Another question, not raised in the Court below, has been argued here, and upon which, as it is vital to the prosecution, we feel ourselves called upon to express an opinion. It is, that a corporation is not a person within the meaning of the act of Congress. If there had been any settled course of decisions on this subject, in criminal cases, we should certainly, in a prosecution of this nature, yield to such a construction of the act. But there is no such course of decisions. The mischief intended to be reached by the statute is the same, whether it respects private or corporate persons. That corporations are, in law, for civil purposes, deemed persons, is unquestionable. And the citation from 2 Inst. 736 establishes, that they are so deemed within the purview of penal statutes. Lord Coke, there, in commenting on the statute of 31 Eliz. ch. 7. respecting the erection of cottages, where the word used is, 'no person shall,' &c. says, 'this extends as well to persons politic and incorporate, as to natural persons whatsoever.' In the case of the King v. Harrison, (1 Leach, 180. 2 East's Pl. Cro. 927. 988.) it may, perhaps, be matter of some doubt, whether the point was actually decided by the Court. But, if it was, it mainly rested upon a peculiarity of construction which grew out of the statute of 31 Geo II. ch. 22. s. 78. which professed to cure doubts of the meaning of these words in other antecedent statutes upon similar subjects, leaving that on which the indictment was framed untouched. Finding, therefore, no authority at common law, which overthrows the doctrine of Lord Coke, we do not think that we are entitled to engraft any such constructive exception upon the text of the statute.

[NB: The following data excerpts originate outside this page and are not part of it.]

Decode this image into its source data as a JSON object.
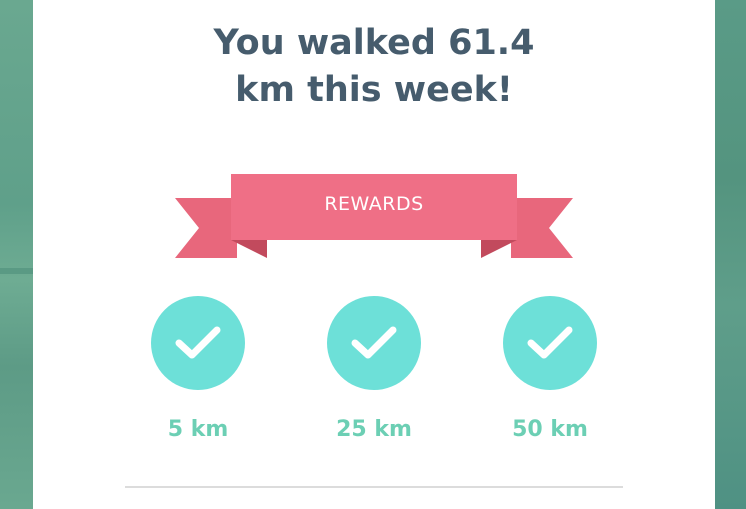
{
  "summary": {
    "title_line1": "You walked 61.4",
    "title_line2": "km this week!"
  },
  "banner": {
    "label": "REWARDS",
    "color": "#ef6f86"
  },
  "rewards": [
    {
      "label": "5 km",
      "icon": "check-icon",
      "achieved": true
    },
    {
      "label": "25 km",
      "icon": "check-icon",
      "achieved": true
    },
    {
      "label": "50 km",
      "icon": "check-icon",
      "achieved": true
    }
  ],
  "colors": {
    "title": "#465c6d",
    "reward_circle": "#6de0d8",
    "reward_label": "#6ccfb4"
  }
}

Upon the whole, it is to be certified to the Circuit Court of Virginia, that the decisions of that Court, upon the points of law arising at the trial, were correctly decided.

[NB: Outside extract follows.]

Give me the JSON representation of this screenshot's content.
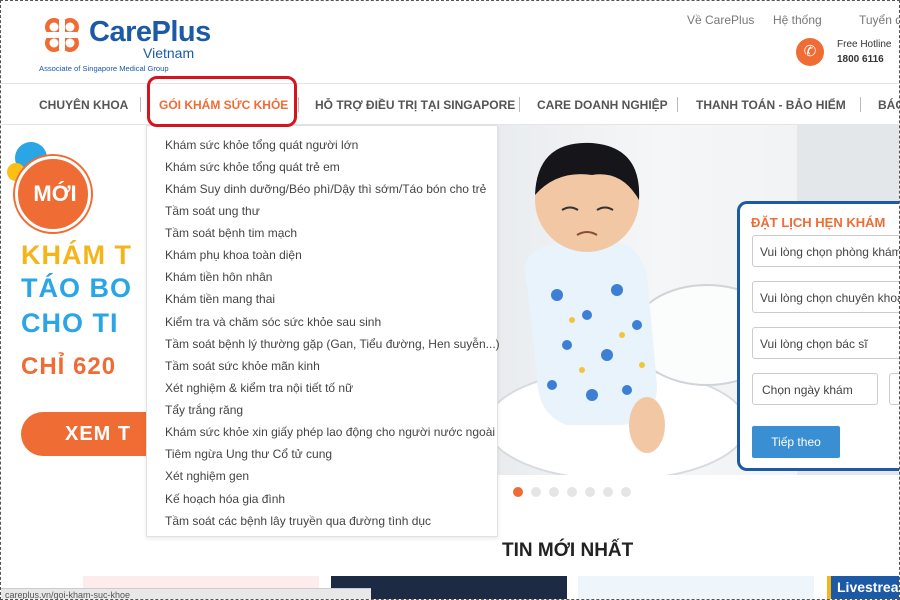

CERTIFICATE. This cause came on to be heard on the certificate of division of opinions of the Judges of the Circuit Court, &c. On consideration whereof, it is ADJUDGED by the Court, that it be certified to the said Circuit Court, that the points of law ruled by the said Circuit Court at the trial of the cause, and upon which the same Court, upon a motion for a new trial, were divided in opinion, were, in all respects, correctly decided by the said Court at the said trial.